インバル&フィルハーモニア管によるストラヴィンスキーの≪ペトルーシュカ≫を聴いて

インバル&フィルハーモニア管によるストラヴィンスキーの≪ペトルーシュカ≫(1990年録音)を聴いてみました。

精緻であり、かつ、スッキリと纏め上げられた演奏が展開されています。とても見通しが良くもある。更には、美麗な演奏となっている。
しかも、力感にも不足はない。決して大袈裟に掻き鳴らすのではなく、整然と音楽を奏で上げてゆくなかで、立体的かつ躍動感のある演奏に仕上げられている、といった感じ。必要十分な生気や劇性の備わっている演奏となっています。そういったところが、いかにもインバルらしいと言えましょう。

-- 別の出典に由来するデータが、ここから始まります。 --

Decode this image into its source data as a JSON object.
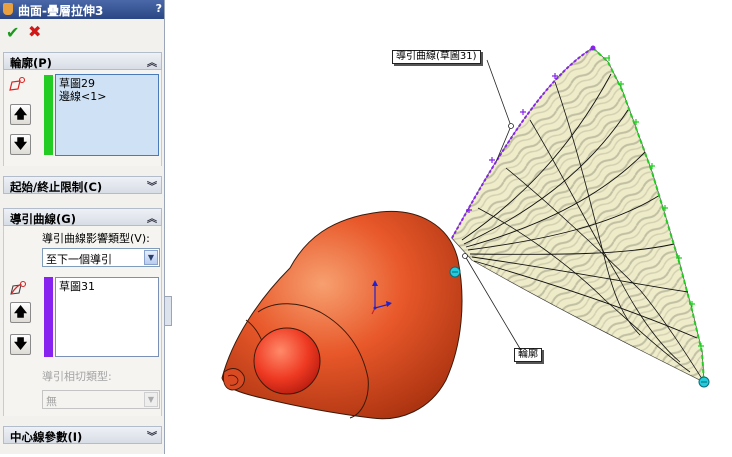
{
  "window": {
    "title": "曲面-疊層拉伸3",
    "help_label": "?"
  },
  "actions": {
    "ok_label": "✔",
    "cancel_label": "✖"
  },
  "profile_section": {
    "title": "輪廓(P)",
    "items": [
      "草圖29",
      "邊線<1>"
    ],
    "color": "#22cc22"
  },
  "start_end_section": {
    "title": "起始/終止限制(C)"
  },
  "guide_section": {
    "title": "導引曲線(G)",
    "influence_label": "導引曲線影響類型(V):",
    "influence_value": "至下一個導引",
    "items": [
      "草圖31"
    ],
    "color": "#8822ee",
    "tangency_label": "導引相切類型:",
    "tangency_value": "無"
  },
  "centerline_section": {
    "title": "中心線參數(I)"
  },
  "viewport": {
    "callout_guide": "導引曲線(草圖31)",
    "callout_profile": "輪廓"
  },
  "colors": {
    "body": "#e8582a",
    "surface": "#ecebc4",
    "profile_green": "#22cc22",
    "guide_purple": "#8822ee",
    "handle": "#22ccdd"
  }
}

なるほど、聴いていてスリルを感じるような要素は殆どありません。その代わりに、安心して作品の世界に身を浸すことのできる演奏となっている。更に付け加えると、作品を磨き上げることに渾身の力を注いでいる演奏、だとも言いたくなる。それ故に、とても美しい音楽が鳴り響くこととなっている。この辺りもまた、インバルならではの音楽への接し方だと言えましょう。

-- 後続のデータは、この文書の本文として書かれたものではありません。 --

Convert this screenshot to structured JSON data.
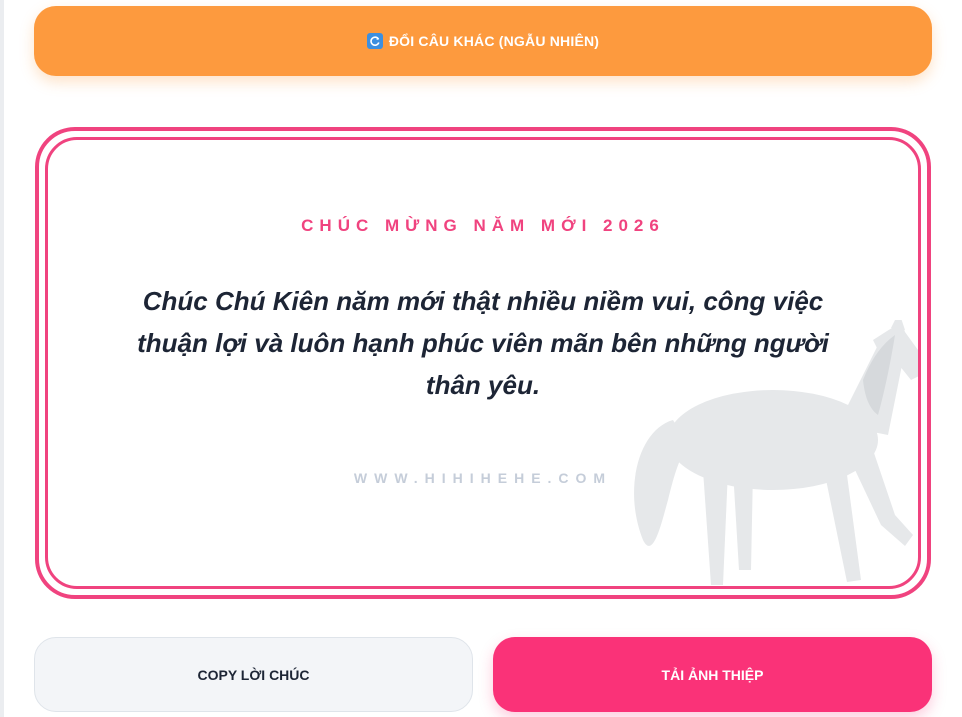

そんなこんなのうえで、派手にならない範囲で作品が持っている色彩感が表出されていて、必要十分にキラキラと輝いてもいる。

このようなタイプの演奏で聴くストラヴィンスキーも、なかなかに興味深いものであります。特に、精緻な演奏スタイルが作品の性格に合致すると言えそうな≪ペトルーシュカ≫だと、その感は殊更に強くなる。
ユニークな魅力に触れながら、この作品の魅力をタップリと味わうことのできる、素敵な演奏であります。